Belgin Usanmaz

MCT İnsan Kaynakları Zirve notlarım 2013

MCT İNSAN KAYNAKLARI ZİRVESİ KONFERANS NOTLARI

13-14 ŞUBAT 2013 Lütfi Kırdar Kongre ve Sergi Sarayı-İSTANBUL

Hazırlayan: Belgin USANMAZ

(belginusanmaz@incisigorta.com)

Konferansın Ana Oturum Konu Başlıkları

-Organizasyon Enerjisini Harekete Geçiren Liderlik

-Ben Nesli: Günümüz Gençlerini Anlamak ve Onlarla Çalışmak

-Çalışan Markası Olmak

-Daha iyi Performans için Daha İyi Diyalog vb.gibi

İK ZİRVE KONFERANSIN’DAN KISA KISA…

İnsan Kaynakları  Zirvesi’nin bu yıl teması :

Enerjiyi Yaratanlar: HAREKET-DÖNÜŞÜM-GÜÇ

Konferans ana başlıkları                             :

 İKLİM-ETKİLİLİK-LİDERLİK ve YETKİNLİK

MCT Danışmanlık tarafından düzenlenen zirvede; “Hayata katılım” en yüce değer olarak belirlendi. Bu katılımın etkisini ise “niyet belirliyor “seklinde yorumlandı.
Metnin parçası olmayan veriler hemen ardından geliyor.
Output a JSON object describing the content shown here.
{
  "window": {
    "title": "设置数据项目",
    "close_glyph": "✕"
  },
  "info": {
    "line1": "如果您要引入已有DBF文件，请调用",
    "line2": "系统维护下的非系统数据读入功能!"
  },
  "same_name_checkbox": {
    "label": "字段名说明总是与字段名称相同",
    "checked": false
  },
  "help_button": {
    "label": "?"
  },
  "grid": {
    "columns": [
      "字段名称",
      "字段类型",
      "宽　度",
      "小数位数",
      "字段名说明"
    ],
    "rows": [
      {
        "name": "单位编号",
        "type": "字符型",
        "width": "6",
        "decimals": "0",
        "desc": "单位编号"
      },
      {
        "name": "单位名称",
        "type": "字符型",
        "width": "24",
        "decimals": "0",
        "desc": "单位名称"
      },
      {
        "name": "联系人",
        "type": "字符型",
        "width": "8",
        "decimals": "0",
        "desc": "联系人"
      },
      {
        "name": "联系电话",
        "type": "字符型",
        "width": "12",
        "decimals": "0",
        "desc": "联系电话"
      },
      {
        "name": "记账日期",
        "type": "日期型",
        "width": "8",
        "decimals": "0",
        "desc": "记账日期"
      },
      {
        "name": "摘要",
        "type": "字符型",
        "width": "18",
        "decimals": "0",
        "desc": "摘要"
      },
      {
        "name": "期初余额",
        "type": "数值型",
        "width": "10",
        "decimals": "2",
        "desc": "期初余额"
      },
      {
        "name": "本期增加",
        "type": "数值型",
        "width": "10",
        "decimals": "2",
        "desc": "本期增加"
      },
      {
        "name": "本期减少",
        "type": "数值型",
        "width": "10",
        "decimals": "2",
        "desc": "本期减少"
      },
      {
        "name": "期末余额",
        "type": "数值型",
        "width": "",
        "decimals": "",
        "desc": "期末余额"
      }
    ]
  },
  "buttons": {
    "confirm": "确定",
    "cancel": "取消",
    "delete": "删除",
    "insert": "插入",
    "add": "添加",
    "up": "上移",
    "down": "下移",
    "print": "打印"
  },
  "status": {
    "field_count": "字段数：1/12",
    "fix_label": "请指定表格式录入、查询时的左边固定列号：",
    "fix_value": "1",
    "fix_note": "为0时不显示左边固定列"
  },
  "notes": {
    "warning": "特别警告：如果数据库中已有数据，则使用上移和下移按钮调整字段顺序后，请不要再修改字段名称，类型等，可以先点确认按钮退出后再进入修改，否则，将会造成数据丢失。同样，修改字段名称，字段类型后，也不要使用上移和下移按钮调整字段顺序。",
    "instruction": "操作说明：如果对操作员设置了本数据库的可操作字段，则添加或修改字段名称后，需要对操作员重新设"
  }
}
Ortamların sinerji yaratması için ;Diyalog, Enerji ve Mobilizasyona” ihtiyaç  olduğu vurgulandı.

Konferans, gerek seçilen konular gerekse konukların misyonu ile  iş dünyasına en güncel performans  yönetim bilgilerini, en çok ilham verecek yöntemlerle , kalıcı şekilde sunulması   adına , insan kaynakları yönetici ve yönetim ekip liderlerinin  geleceğini şekillendirmesi yönünde  çok başarılı geçti.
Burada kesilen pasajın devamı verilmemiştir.